Mr Fischer for the appellant was unable to gainsay any of the contentions advanced on behalf of the respondent. He said that he had been informed that the appellant had decided to apply for its liquidation. However, no explanation was forthcoming as to why the appellant had not informed the Court as to why it had delayed until 24 hours before the hearing of the appeal to take such a step - if indeed this was the reason for the abandonment of the appeal.
It seems clear to me that the appellant's conduct of this litigation was indeed designed to delay the fulfilment of its obligations and that it had no bona fide defence to the respondent's claims. The "last minute" abandonment of the appeal has caused prejudice - in the sense of the unnecessary incurring of additional cost. It has also caused this Court to devote time and effort to prepare itself for the adjudication of the appeal when the appellant apparently had no serious intention to proceed with it. That attorney and client costs are in all these circumstances justified seems clear. See Herbstein and van Winsen -The Civil Practice of the Supreme Court of South
Africa (Fourth Ed) 720-721.
The South African Court of Appeal set out the principles upon which special orders of costs are made as follows :
"The true explanation of awards .of attorney and client costs not expressly authorised by Statute seems to be that, by reason of special considerations arising either from the circumstances which give rise to the action or from the conduct of the losing party, the Court in a particular case considers it just, by means of such an order, to ensure more effectually than it can do by means of a judgment for party and party costs that the successful party will not be out of pocket in respect of the expense caused to him by the litigation". (Nel v. Waterberg Landbouwers Ko-operatieve Vereeniging 1946 AD 597 at 607.)

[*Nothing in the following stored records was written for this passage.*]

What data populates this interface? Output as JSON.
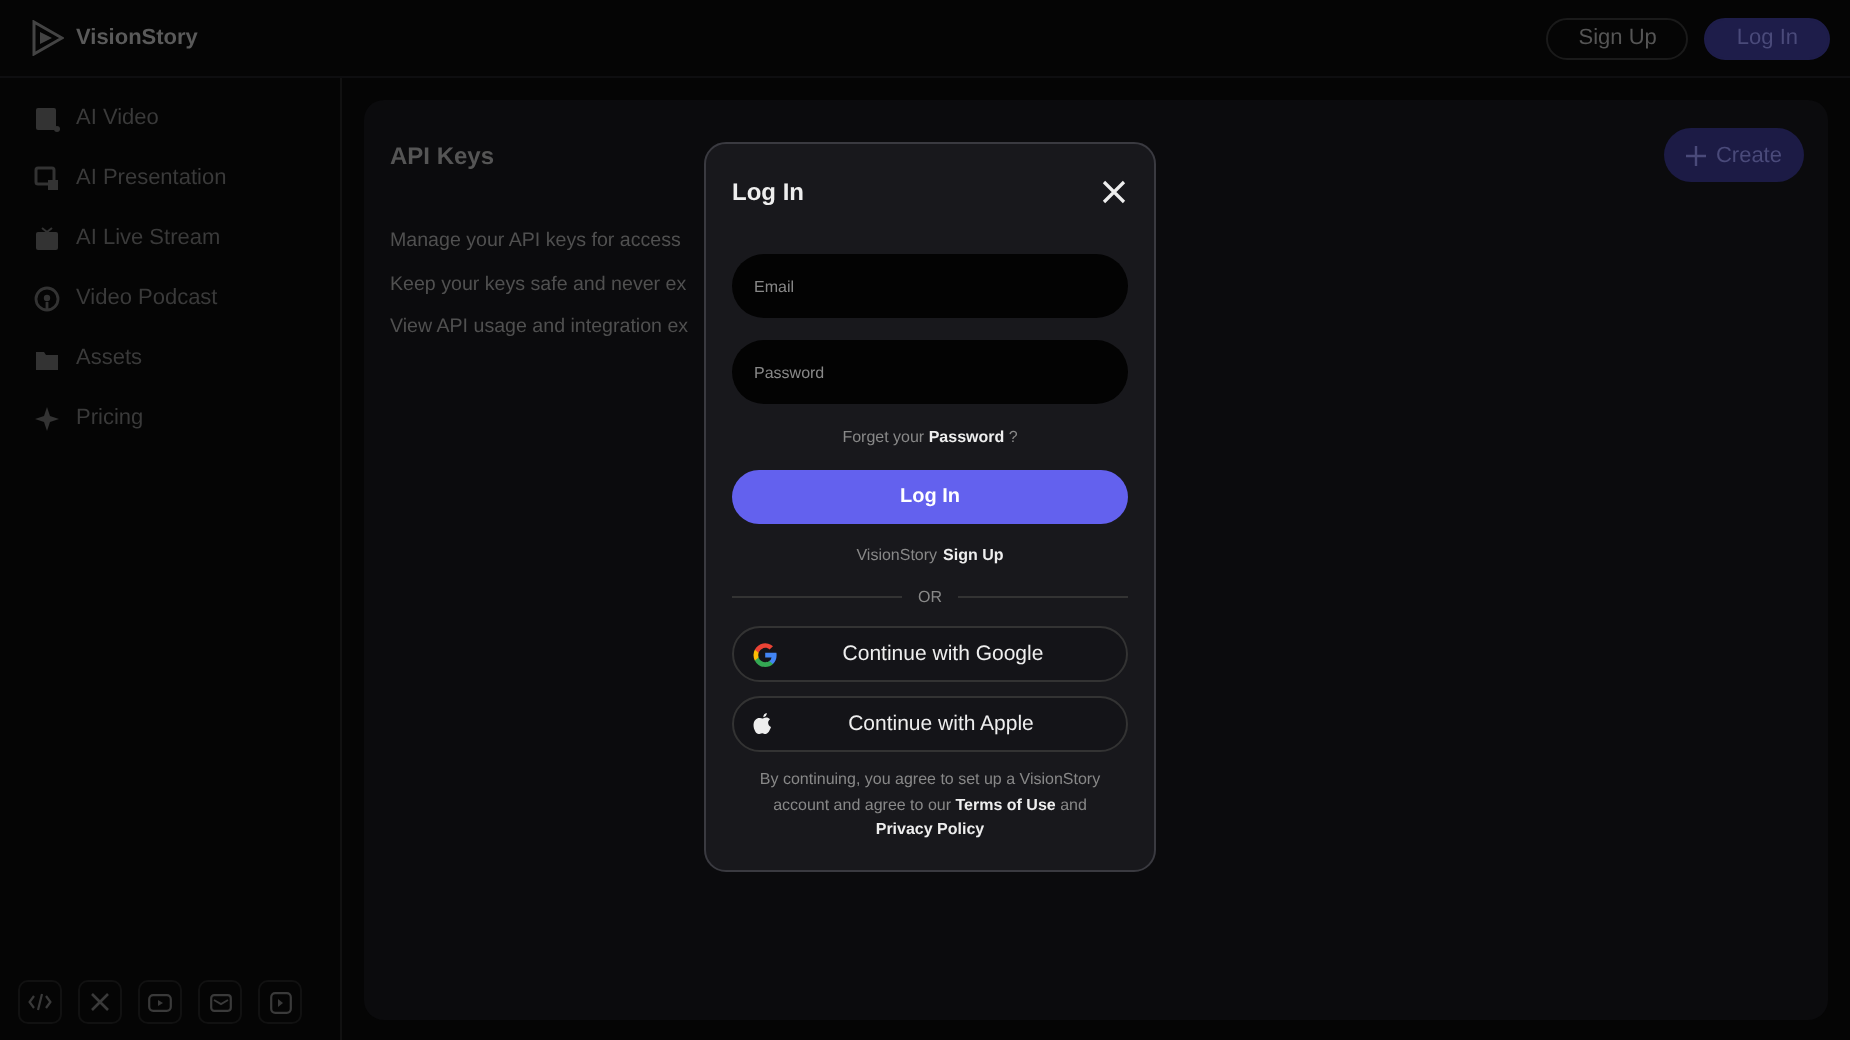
{
  "brand": {
    "name": "VisionStory"
  },
  "header": {
    "buttons": [
      {
        "label": "Sign Up",
        "kind": "outline"
      },
      {
        "label": "Log In",
        "kind": "primary"
      }
    ]
  },
  "sidebar": {
    "items": [
      {
        "label": "AI Video",
        "kind": "video"
      },
      {
        "label": "AI Presentation",
        "kind": "presentation"
      },
      {
        "label": "AI Live Stream",
        "kind": "live"
      },
      {
        "label": "Video Podcast",
        "kind": "podcast"
      },
      {
        "label": "Assets",
        "kind": "folder"
      },
      {
        "label": "Pricing",
        "kind": "sparkle"
      }
    ]
  },
  "main": {
    "title": "API Keys",
    "create_button": "Create",
    "lines": [
      "Manage your API keys for access",
      "Keep your keys safe and never ex",
      "View API usage and integration ex"
    ]
  },
  "dialog": {
    "title": "Log In",
    "email": {
      "placeholder": "Email"
    },
    "password": {
      "placeholder": "Password"
    },
    "forgot": "Forget your **Password** ?",
    "submit": "Log In",
    "signup_text": "VisionStory",
    "signup_link": "Sign Up",
    "divider": "OR",
    "providers": [
      {
        "label": "Continue with Google",
        "kind": "google"
      },
      {
        "label": "Continue with Apple",
        "kind": "apple"
      }
    ],
    "terms_text": "By continuing, you agree to set up a VisionStory account and agree to our",
    "terms_link": "Terms of Use",
    "terms_and": "and",
    "privacy_link": "Privacy Policy"
  }
}
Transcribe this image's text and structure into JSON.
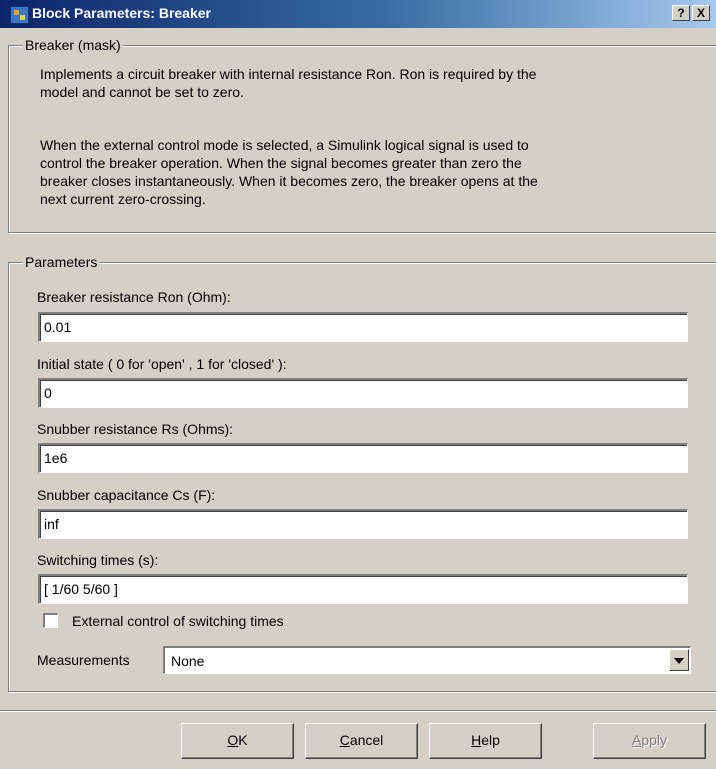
{
  "window": {
    "title": "Block Parameters: Breaker",
    "help_button": "?",
    "close_button": "X"
  },
  "mask_group": {
    "label": "Breaker (mask)",
    "paragraph1_line1": "Implements a circuit breaker with internal resistance Ron. Ron is required by the",
    "paragraph1_line2": "model  and cannot be set to zero.",
    "paragraph2_line1": "When the external control mode is selected, a Simulink  logical signal is used to",
    "paragraph2_line2": "control the breaker operation.  When  the signal becomes greater than zero the",
    "paragraph2_line3": "breaker closes instantaneously.  When it becomes zero, the breaker opens at the",
    "paragraph2_line4": "next current zero-crossing."
  },
  "parameters": {
    "label": "Parameters",
    "fields": [
      {
        "label": "Breaker resistance Ron (Ohm):",
        "value": "0.01"
      },
      {
        "label": "Initial state ( 0 for 'open' , 1 for 'closed' ):",
        "value": "0"
      },
      {
        "label": "Snubber resistance Rs (Ohms):",
        "value": "1e6"
      },
      {
        "label": "Snubber capacitance Cs (F):",
        "value": "inf"
      },
      {
        "label": "Switching times (s):",
        "value": "[ 1/60  5/60 ]"
      }
    ],
    "external_control": {
      "label": "External control of switching times",
      "checked": false
    },
    "measurements": {
      "label": "Measurements",
      "value": "None"
    }
  },
  "buttons": {
    "ok": {
      "mnemonic": "O",
      "rest": "K"
    },
    "cancel": {
      "mnemonic": "C",
      "rest": "ancel"
    },
    "help": {
      "mnemonic": "H",
      "rest": "elp"
    },
    "apply": {
      "mnemonic": "A",
      "rest": "pply"
    }
  }
}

See also In Re Alluvial Creek Ltd 1922 CPD 532 at 555 where the Court says :
".........an order is asked for that he pays the costs as between attorney and client. Now sometimes such an order is given because of something in the conduct of a party which the Court considers should be punished, such as malice, misleading the Court and things like that, but I think the order may also be granted without any reflection upon the party where the proceedings are vexatious, and by vexatious I mean where they have the effect of being vexatious, although the intent may not have been that they should be vexatious. There are people who enter into litigation with the most upright purpose and the most firm belief in the justice of their cause and yet whose proceedings may be regarded as vexatious when they put the other side to unnecessary trouble and expense which the other side ought not to bear. That I think is the position in the present case".
For these reasons and following the approach adopted above, the withdrawal
of the appeal is noted and the appellant is ordered to pay the respondent's costs on
the scale as between attorney and client.